Америка была не готова, хотя эпидемиологи давно предупреждали о том, что происходит в Китае. Уверена, что можно было бы запастись хотя бы достаточным количеством защитных костюмов и масок для врачей. Понимаю, что аппараты для диализа и ИВЛ — дорого. Но медперсонал носил пластиковые пакеты вместо защиты. Хотя бы этого можно было избежать. После введения карантина поступление людей в инфекционные отделения стало снижаться. В последнюю неделю койки даже стали освобождаться. До этого реанимировали людей как на конвейере.
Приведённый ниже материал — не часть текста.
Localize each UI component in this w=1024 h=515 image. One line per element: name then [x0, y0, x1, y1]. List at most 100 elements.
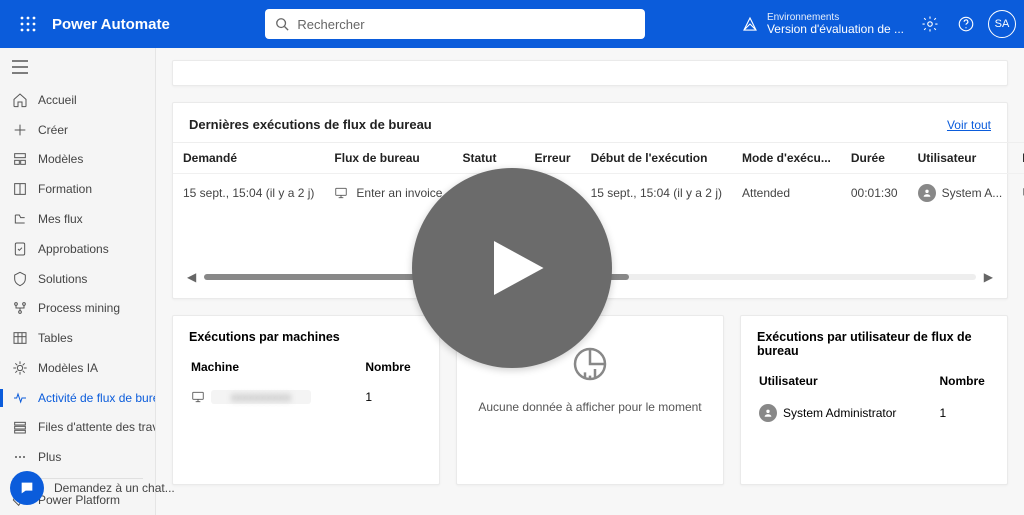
queue-icon — [12, 419, 28, 435]
sidebar-item-label: Formation — [38, 182, 92, 196]
approvals-icon — [12, 241, 28, 257]
home-icon — [12, 92, 28, 108]
sidebar-item-label: Accueil — [38, 93, 77, 107]
chat-prompt-text: Demandez à un chat... — [54, 481, 175, 495]
sidebar-item-label: Activité de flux de bureau — [38, 391, 155, 405]
col-user[interactable]: Utilisateur — [908, 143, 1013, 174]
sidebar-item-label: Mes flux — [38, 212, 83, 226]
recent-runs-title: Dernières exécutions de flux de bureau — [189, 117, 432, 132]
col-flow[interactable]: Flux de bureau — [324, 143, 452, 174]
search-icon — [275, 17, 289, 31]
by-machine-card: Exécutions par machines Machine Nombre x… — [172, 315, 440, 485]
sidebar-item-label: Tables — [38, 331, 73, 345]
sidebar-item-label: Modèles IA — [38, 361, 98, 375]
sidebar-item-more[interactable]: Plus — [0, 442, 155, 472]
solutions-icon — [12, 271, 28, 287]
mining-icon — [12, 300, 28, 316]
sidebar-item-desktopactivity[interactable]: Activité de flux de bureau — [0, 383, 155, 413]
cell-user: System A... — [908, 174, 1013, 213]
environment-label: Environnements — [767, 12, 904, 23]
scroll-right-icon[interactable]: ▶ — [984, 270, 993, 284]
settings-button[interactable] — [912, 15, 948, 33]
col-user: Utilisateur — [743, 368, 921, 394]
app-launcher-icon[interactable] — [8, 16, 48, 32]
table-row[interactable]: 15 sept., 15:04 (il y a 2 j) Enter an in… — [173, 174, 1024, 213]
video-play-button[interactable] — [412, 168, 612, 368]
environment-name: Version d'évaluation de ... — [767, 23, 904, 36]
app-header: Power Automate Rechercher Environnements… — [0, 0, 1024, 48]
sidebar-item-label: Créer — [38, 123, 68, 137]
cell-user: System Administrator — [743, 396, 921, 430]
plus-icon — [12, 122, 28, 138]
environment-picker[interactable]: Environnements Version d'évaluation de .… — [741, 12, 904, 36]
col-duration[interactable]: Durée — [841, 143, 908, 174]
activity-icon — [12, 390, 28, 406]
gear-icon — [921, 15, 939, 33]
sidebar-item-solutions[interactable]: Solutions — [0, 264, 155, 294]
chat-launcher[interactable]: Demandez à un chat... — [10, 471, 175, 505]
search-input[interactable]: Rechercher — [265, 9, 645, 39]
cell-start: 15 sept., 15:04 (il y a 2 j) — [581, 174, 732, 213]
sidebar-item-create[interactable]: Créer — [0, 115, 155, 145]
sidebar-item-home[interactable]: Accueil — [0, 85, 155, 115]
cell-mode: Attended — [732, 174, 841, 213]
cell-machine: xxxxxxxxxx — [175, 382, 347, 412]
sidebar: Accueil Créer Modèles Formation Mes flux… — [0, 48, 156, 515]
sidebar-item-processmining[interactable]: Process mining — [0, 293, 155, 323]
col-count: Nombre — [923, 368, 1005, 394]
tables-icon — [12, 330, 28, 346]
sidebar-item-workqueues[interactable]: Files d'attente des travaux (v — [0, 413, 155, 443]
brand-title: Power Automate — [52, 16, 170, 33]
col-machine: Machine — [175, 354, 347, 380]
user-avatar[interactable]: SA — [988, 10, 1016, 38]
see-all-link[interactable]: Voir tout — [947, 118, 991, 132]
more-icon — [12, 449, 28, 465]
sidebar-item-label: Approbations — [38, 242, 109, 256]
sidebar-item-label: Files d'attente des travaux (v — [38, 420, 155, 434]
chart-empty-icon — [570, 344, 610, 384]
desktop-flow-icon — [334, 186, 348, 200]
user-avatar-icon — [918, 184, 936, 202]
chat-icon — [10, 471, 44, 505]
machine-icon — [191, 390, 205, 404]
table-row[interactable]: System Administrator 1 — [743, 396, 1005, 430]
table-row[interactable]: xxxxxxxxxx 1 — [175, 382, 437, 412]
by-user-title: Exécutions par utilisateur de flux de bu… — [741, 316, 1007, 366]
sidebar-item-approvals[interactable]: Approbations — [0, 234, 155, 264]
chart-card-stub — [172, 60, 1008, 86]
sidebar-item-label: Plus — [38, 450, 61, 464]
sidebar-item-label: Modèles — [38, 152, 83, 166]
help-icon — [957, 15, 975, 33]
sidebar-item-learn[interactable]: Formation — [0, 174, 155, 204]
col-mode[interactable]: Mode d'exécu... — [732, 143, 841, 174]
cell-machine: xxxxx — [1012, 174, 1024, 213]
help-button[interactable] — [948, 15, 984, 33]
sidebar-item-aimodels[interactable]: Modèles IA — [0, 353, 155, 383]
col-error[interactable]: Erreur — [525, 143, 581, 174]
sidebar-collapse-toggle[interactable] — [0, 54, 155, 85]
sidebar-item-tables[interactable]: Tables — [0, 323, 155, 353]
col-start[interactable]: Début de l'exécution — [581, 143, 732, 174]
by-user-card: Exécutions par utilisateur de flux de bu… — [740, 315, 1008, 485]
user-avatar-icon — [759, 404, 777, 422]
ai-icon — [12, 360, 28, 376]
col-requested[interactable]: Demandé — [173, 143, 324, 174]
cell-count: 1 — [923, 396, 1005, 430]
col-count: Nombre — [349, 354, 437, 380]
runs-table: Demandé Flux de bureau Statut Erreur Déb… — [173, 142, 1024, 212]
play-icon — [467, 223, 557, 313]
cell-requested: 15 sept., 15:04 (il y a 2 j) — [173, 174, 324, 213]
cell-duration: 00:01:30 — [841, 174, 908, 213]
search-placeholder: Rechercher — [297, 17, 364, 32]
environment-icon — [741, 15, 759, 33]
sidebar-item-label: Solutions — [38, 272, 87, 286]
sidebar-item-myflows[interactable]: Mes flux — [0, 204, 155, 234]
sidebar-item-templates[interactable]: Modèles — [0, 145, 155, 175]
book-icon — [12, 181, 28, 197]
templates-icon — [12, 151, 28, 167]
scroll-left-icon[interactable]: ◀ — [187, 270, 196, 284]
by-machine-title: Exécutions par machines — [173, 316, 439, 352]
col-machine[interactable]: Machine — [1012, 143, 1024, 174]
sidebar-item-label: Process mining — [38, 301, 120, 315]
cell-count: 1 — [349, 382, 437, 412]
Наш президент говорил, что ничего страшного не происходит — всего лишь пара человек переболеет. К сожалению, он не послушал профессионалов. Это далеко не обычный грипп: новая разновидность, структура из вирусных клеток, которая мутирует. Наш организм к этому не готов, вакцины от такого заболевания нет. Этот вирус очень контагиозный, живет в воздухе в течение нескольких дней. Так же, как и мои коллеги, за свою двадцатилетнюю практику работы я впервые сталкиваюсь с таким тяжелым заболеванием. Его можно сравнить с испанкой, но никак не с обычным сезонным гриппом.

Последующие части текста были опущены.